Call me a masochist, but I've been using UEFI boot on systems new enough
to support it. For this, it makes sense to have the kernel and initrd
images on the EFI system partition.

It's not an absolute requirement. One could have grub on the system
partition, and have grub read the kernel off whatever filesystem it's on.

However, as far as I can tell, the direction the boot process is going
is for the kernel to be an EFI executable. No boot loader in the
oldschool sense, just something to select which kernel to run and pass a
command line.

To simply run the kernel as an EFI application, two requirements:
- The kernel image has to be compiled as an EFI executable. Recent
  Debian kernel images are.
- The kernel image has to be on a file system EFI can read. That doesn't
  necessarily mean the system partition, but it does mean vfat.

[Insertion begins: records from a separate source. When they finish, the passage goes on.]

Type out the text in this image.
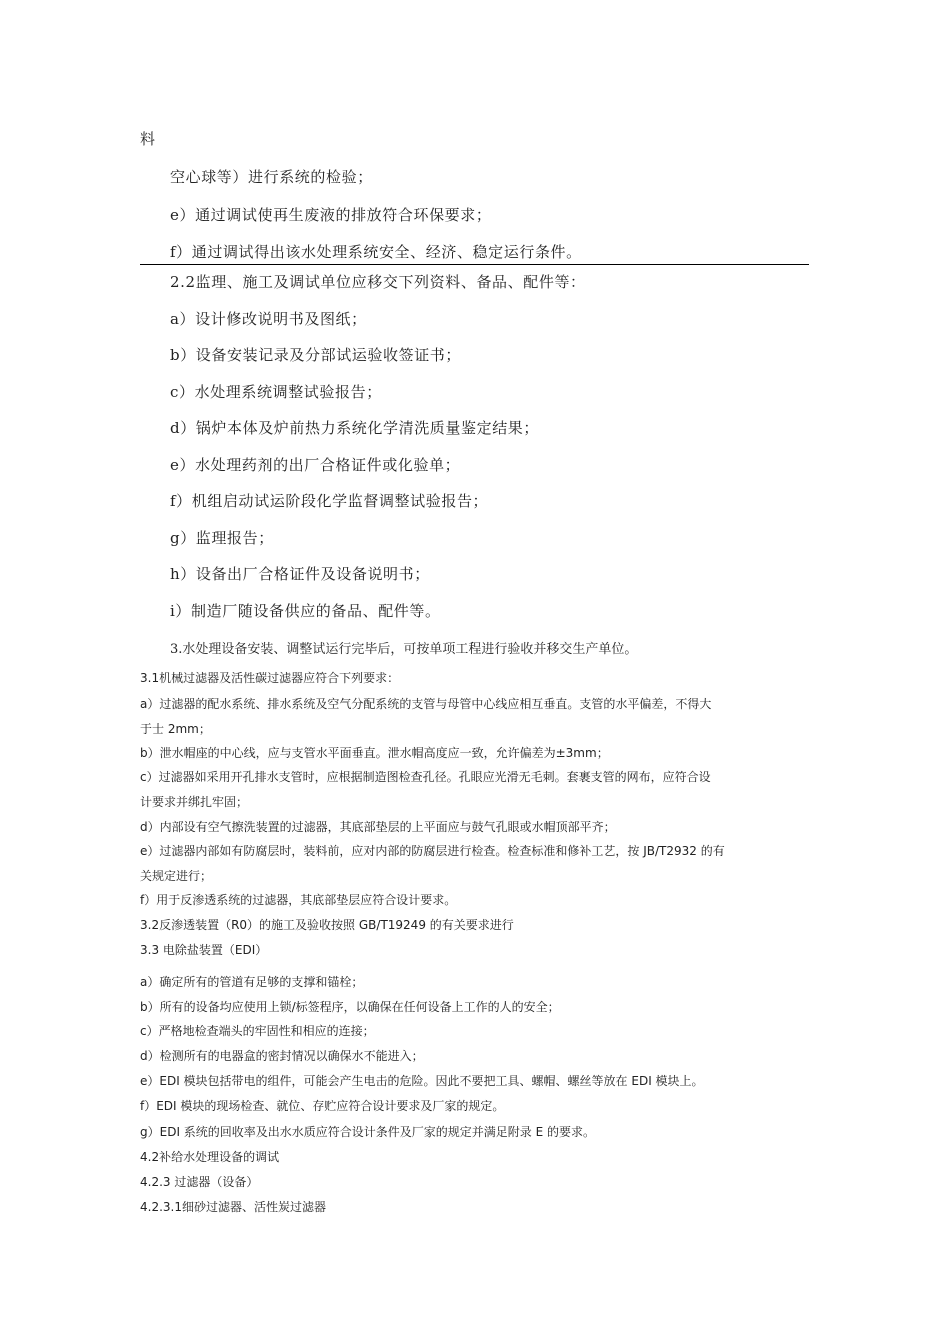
料

空心球等）进行系统的检验；

e）通过调试使再生废液的排放符合环保要求；

f）通过调试得出该水处理系统安全、经济、稳定运行条件。

2.2监理、施工及调试单位应移交下列资料、备品、配件等：

a）设计修改说明书及图纸；

b）设备安装记录及分部试运验收签证书；

c）水处理系统调整试验报告；

d）锅炉本体及炉前热力系统化学清洗质量鉴定结果；

e）水处理药剂的出厂合格证件或化验单；

f）机组启动试运阶段化学监督调整试验报告；

g）监理报告；

h）设备出厂合格证件及设备说明书；

i）制造厂随设备供应的备品、配件等。

3.水处理设备安装、调整试运行完毕后，可按单项工程进行验收并移交生产单位。

3.1机械过滤器及活性碳过滤器应符合下列要求：

a）过滤器的配水系统、排水系统及空气分配系统的支管与母管中心线应相互垂直。支管的水平偏差，不得大

于士 2mm；

b）泄水帽座的中心线，应与支管水平面垂直。泄水帽高度应一致，允许偏差为±3mm；

c）过滤器如采用开孔排水支管时，应根据制造图检查孔径。孔眼应光滑无毛刺。套裹支管的网布，应符合设

计要求并绑扎牢固；

d）内部设有空气擦洗装置的过滤器，其底部垫层的上平面应与鼓气孔眼或水帽顶部平齐；

e）过滤器内部如有防腐层时，装料前，应对内部的防腐层进行检查。检查标准和修补工艺，按 JB/T2932 的有

关规定进行；

f）用于反渗透系统的过滤器，其底部垫层应符合设计要求。

3.2反渗透装置（R0）的施工及验收按照 GB/T19249 的有关要求进行

3.3 电除盐装置（EDI）

a）确定所有的管道有足够的支撑和锚栓；

b）所有的设备均应使用上锁/标签程序，以确保在任何设备上工作的人的安全；

c）严格地检查端头的牢固性和相应的连接；

d）检测所有的电器盒的密封情况以确保水不能进入；

e）EDI 模块包括带电的组件，可能会产生电击的危险。因此不要把工具、螺帽、螺丝等放在 EDI 模块上。

f）EDI 模块的现场检查、就位、存贮应符合设计要求及厂家的规定。

g）EDI 系统的回收率及出水水质应符合设计条件及厂家的规定并满足附录 E 的要求。

4.2补给水处理设备的调试

4.2.3 过滤器（设备）

4.2.3.1细砂过滤器、活性炭过滤器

Now, in linux-image-* packages, the kernel image is simply a file in
/boot. If /boot is the EFI system partition, dpkg will fail to update
the package, because dpkg assumes file systems have hard link support.

When this issue came up back in 2008, it was decided to just accept this
dpkg limitation and officially require /boot to be a POSIX file system.
I suggest to revisit this decision in the context of UEFI boot.

How best to implement this depends on the preferred way of mounting the
system partition. Arguably, the system partition should be /boot, since
that's the point. In that case, one could ship the kernel image beneath
/lib in the package and copy it to /boot from postinst.

Another popular option is to have /boot on the root file system and the
system partition on /boot/efi. In that case, it would be fine to leave
the kernel image in the package as it is now, but the package should
offer to always keep copies of the kernel and the initrd in /boot/efi.